A Massachusetts scrap metal dealer was sentenced in federal court for conspiring with customers to evade taxes.

U.S. Attorney Michael Sullivan and Joseph Galasso, Special Agent in Charge of the U.S. Internal Revenue Service, Criminal Investigation, announced that Yale Strogoff has been sentenced by U.S. District Judge Rya W. Zobel to one year of probation, the first four months of which are to be served in home confinement with electronic monitoring.
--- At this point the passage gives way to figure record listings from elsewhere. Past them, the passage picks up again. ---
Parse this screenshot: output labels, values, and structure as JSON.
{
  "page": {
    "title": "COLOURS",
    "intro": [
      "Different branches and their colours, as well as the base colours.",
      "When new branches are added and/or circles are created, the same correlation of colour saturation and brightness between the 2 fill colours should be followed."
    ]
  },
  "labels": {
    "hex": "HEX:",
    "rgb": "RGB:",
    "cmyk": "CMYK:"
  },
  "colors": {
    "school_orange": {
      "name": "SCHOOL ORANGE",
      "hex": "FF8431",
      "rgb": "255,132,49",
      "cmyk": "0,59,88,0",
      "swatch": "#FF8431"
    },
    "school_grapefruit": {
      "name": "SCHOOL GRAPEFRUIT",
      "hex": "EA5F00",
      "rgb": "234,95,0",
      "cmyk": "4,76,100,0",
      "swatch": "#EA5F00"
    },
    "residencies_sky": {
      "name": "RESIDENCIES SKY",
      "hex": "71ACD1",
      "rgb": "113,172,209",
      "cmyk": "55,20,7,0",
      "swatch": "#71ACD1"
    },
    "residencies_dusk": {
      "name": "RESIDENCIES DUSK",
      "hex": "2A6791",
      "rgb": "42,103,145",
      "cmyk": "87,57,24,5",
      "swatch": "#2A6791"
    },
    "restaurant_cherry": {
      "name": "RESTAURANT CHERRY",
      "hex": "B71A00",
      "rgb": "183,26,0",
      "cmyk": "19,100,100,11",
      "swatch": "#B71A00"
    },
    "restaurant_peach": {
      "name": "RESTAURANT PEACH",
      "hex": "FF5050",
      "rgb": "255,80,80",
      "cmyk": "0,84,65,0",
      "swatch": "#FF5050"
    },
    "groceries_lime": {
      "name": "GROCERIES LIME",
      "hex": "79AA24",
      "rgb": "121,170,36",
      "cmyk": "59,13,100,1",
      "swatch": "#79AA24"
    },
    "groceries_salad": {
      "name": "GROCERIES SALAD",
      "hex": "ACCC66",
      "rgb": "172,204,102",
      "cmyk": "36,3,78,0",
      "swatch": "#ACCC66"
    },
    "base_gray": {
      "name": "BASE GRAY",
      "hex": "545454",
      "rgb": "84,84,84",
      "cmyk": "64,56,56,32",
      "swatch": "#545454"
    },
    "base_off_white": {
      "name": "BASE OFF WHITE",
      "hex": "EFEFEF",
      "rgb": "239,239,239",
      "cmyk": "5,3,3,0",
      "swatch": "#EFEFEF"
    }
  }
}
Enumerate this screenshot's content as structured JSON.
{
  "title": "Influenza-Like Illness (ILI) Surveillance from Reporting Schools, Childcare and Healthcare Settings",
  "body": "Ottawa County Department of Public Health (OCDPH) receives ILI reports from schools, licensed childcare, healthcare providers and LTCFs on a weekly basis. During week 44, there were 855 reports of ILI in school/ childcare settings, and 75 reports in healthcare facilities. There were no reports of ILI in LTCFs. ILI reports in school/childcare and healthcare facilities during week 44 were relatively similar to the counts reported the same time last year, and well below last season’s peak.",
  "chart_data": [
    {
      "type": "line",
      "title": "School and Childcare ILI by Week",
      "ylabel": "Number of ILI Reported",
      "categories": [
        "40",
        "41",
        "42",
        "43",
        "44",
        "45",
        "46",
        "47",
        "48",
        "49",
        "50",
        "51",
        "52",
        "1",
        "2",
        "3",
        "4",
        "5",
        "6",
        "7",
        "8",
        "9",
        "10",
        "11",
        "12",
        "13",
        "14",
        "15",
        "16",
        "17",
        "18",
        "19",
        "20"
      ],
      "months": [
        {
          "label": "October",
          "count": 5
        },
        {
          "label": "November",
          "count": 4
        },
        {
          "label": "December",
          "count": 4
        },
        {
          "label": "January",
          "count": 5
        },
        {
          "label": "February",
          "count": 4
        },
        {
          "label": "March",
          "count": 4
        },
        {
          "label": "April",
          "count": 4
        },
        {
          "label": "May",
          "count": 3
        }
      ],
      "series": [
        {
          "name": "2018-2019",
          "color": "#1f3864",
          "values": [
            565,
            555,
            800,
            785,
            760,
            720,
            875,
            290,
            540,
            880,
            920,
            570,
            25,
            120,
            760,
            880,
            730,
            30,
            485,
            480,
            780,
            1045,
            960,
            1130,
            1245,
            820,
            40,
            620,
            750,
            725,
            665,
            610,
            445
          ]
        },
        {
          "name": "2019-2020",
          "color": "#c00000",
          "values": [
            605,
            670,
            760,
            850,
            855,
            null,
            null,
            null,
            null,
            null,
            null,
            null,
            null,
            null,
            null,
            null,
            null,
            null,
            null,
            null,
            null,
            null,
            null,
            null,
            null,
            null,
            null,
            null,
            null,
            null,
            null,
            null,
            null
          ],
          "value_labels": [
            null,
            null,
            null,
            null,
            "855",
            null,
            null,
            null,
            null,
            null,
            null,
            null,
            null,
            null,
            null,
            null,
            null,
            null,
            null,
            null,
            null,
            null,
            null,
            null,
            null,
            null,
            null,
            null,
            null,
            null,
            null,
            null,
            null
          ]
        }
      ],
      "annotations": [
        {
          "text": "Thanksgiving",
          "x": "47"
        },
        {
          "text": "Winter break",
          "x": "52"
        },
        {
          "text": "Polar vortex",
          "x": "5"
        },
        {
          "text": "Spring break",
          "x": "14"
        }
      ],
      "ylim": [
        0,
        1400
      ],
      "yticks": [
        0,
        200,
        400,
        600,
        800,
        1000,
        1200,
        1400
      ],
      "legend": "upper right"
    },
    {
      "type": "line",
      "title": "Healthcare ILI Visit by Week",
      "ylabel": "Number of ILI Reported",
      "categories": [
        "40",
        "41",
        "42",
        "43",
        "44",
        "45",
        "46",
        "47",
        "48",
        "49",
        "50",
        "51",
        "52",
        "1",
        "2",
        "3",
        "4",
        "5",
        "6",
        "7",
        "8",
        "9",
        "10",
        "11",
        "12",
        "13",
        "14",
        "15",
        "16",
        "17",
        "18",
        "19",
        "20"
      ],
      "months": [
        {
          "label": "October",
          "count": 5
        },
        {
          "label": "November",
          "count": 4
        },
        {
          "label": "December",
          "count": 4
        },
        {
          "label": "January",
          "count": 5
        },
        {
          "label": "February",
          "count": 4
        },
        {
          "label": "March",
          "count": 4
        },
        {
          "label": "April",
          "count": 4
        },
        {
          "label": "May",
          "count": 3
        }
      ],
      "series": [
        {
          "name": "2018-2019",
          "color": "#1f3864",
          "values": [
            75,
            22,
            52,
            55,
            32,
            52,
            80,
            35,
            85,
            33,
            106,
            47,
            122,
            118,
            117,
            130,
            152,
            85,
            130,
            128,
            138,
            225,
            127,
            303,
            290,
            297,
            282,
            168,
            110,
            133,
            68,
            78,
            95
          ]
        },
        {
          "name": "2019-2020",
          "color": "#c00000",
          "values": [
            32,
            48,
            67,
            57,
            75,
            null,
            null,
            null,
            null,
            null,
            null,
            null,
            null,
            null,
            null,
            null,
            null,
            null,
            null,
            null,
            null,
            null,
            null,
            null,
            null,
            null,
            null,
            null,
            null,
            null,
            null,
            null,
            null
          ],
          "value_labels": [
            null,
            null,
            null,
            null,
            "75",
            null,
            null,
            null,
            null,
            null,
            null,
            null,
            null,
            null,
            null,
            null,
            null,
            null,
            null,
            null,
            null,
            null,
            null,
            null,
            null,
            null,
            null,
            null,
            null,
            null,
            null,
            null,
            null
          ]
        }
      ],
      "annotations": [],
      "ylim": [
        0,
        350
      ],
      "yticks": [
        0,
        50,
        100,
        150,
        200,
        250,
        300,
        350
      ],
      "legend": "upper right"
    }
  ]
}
Zobel also ordered Strogoff to pay a $25,000 fine. 

 

On May 17, 2004, Strogoff pleaded guilty to conspiring to defraud the United States by impairing and impeding the IRS in connection with the administration of the income tax laws.

 

At the earlier plea hearing the prosecutor told the Court that, had the case proceeded to trial, the evidence would have proven that Strogoff, as president and owner of S. Strogoff & Co., Inc., a Chelsea, Mass., scrap metal dealer, conspired with certain customers from at least the late 1980's until December, 1998 to pay those customers with checks made payable to fictitious payees for scrap metal sold to S. Strogoff & Co. 

 

Additionally, Strogoff arranged with the bank on which the checks were drawn for the bank to cash the checks made payable to fictitious payees without requiring the customer to show any identification. 

 

The investigation is continuing as to customers of S. Strogoff & Co. who failed to declare scrap metal income on their tax returns.